I am not sure if the instance I read about was the same one you saw on a television show


the most famous incident of a removal during the invasion was colonel dowdy

https://en.wikipedia.org/wiki/Joe_D._Dowdy

"He led his unit to within 130 km of Baghdad before being relieved of command on April 4, 2003 by Major General James Mattis, the commanding officer of the 1st Marine Division.[1] He was replaced by Colonel John Toolan, then chief of staff for the division.
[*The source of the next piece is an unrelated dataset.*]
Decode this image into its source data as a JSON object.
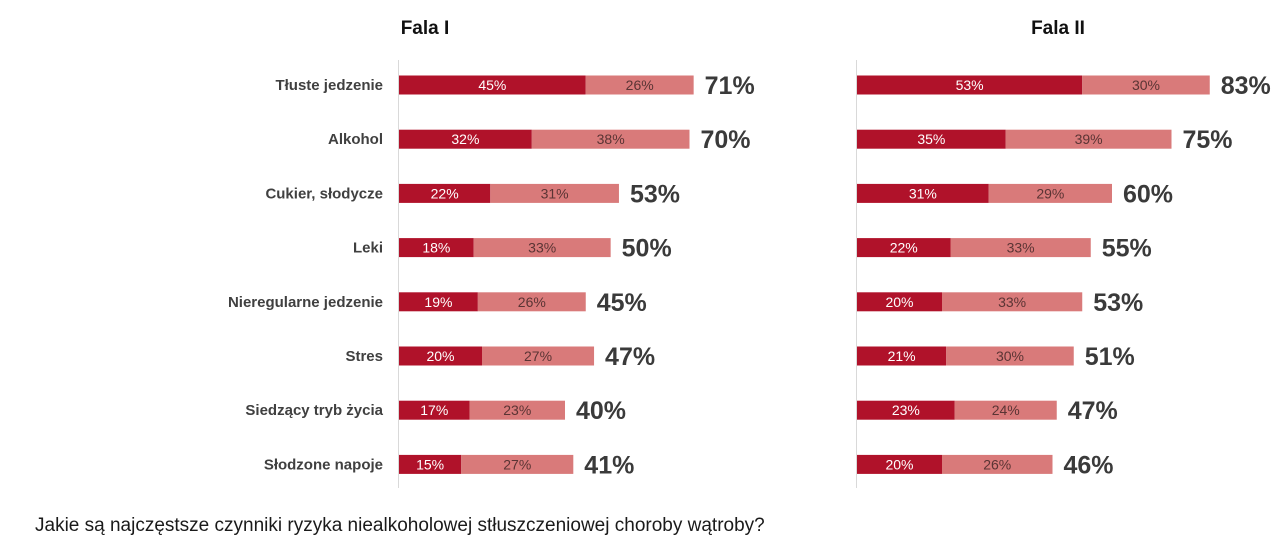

According to the spokesman for the 1st Marine Division at the time, Lieutenant Eric Knapp, Colonel Dowdy's removal "was a decision based on operating tempo."
https://cache.www.gametracker.com/server_info/203.46.105.23:21300/b_350_20_692108_381007_FFFFFF_000000.png
DesertFox-
The very model of a modern major general
+796|6948|United States of America

uziq wrote:

what is it with americans' perverted desire to misuse political language? it's a sort of violence, rhetorical warfare, mudslinging. anyone left of neoliberal consensus is not 'communist'. a military paid for and provided by the state as a public sector job, with free health insurance and 40 days holiday, is not 'marxist'. you should resist these lazy abuses of language. they're a form of holding the floor of the conversation, as one would say in linguistics. they're rhetorical headlocks that keep the discourse firmly in the scope of those in power: if you can't talk sensibly or accurately about half of the political spectrum, then how can you critically engage with it?
The man I'm thinking of would probably call you a communist for reading so many books. He seems to be terribly suspicious of the educated.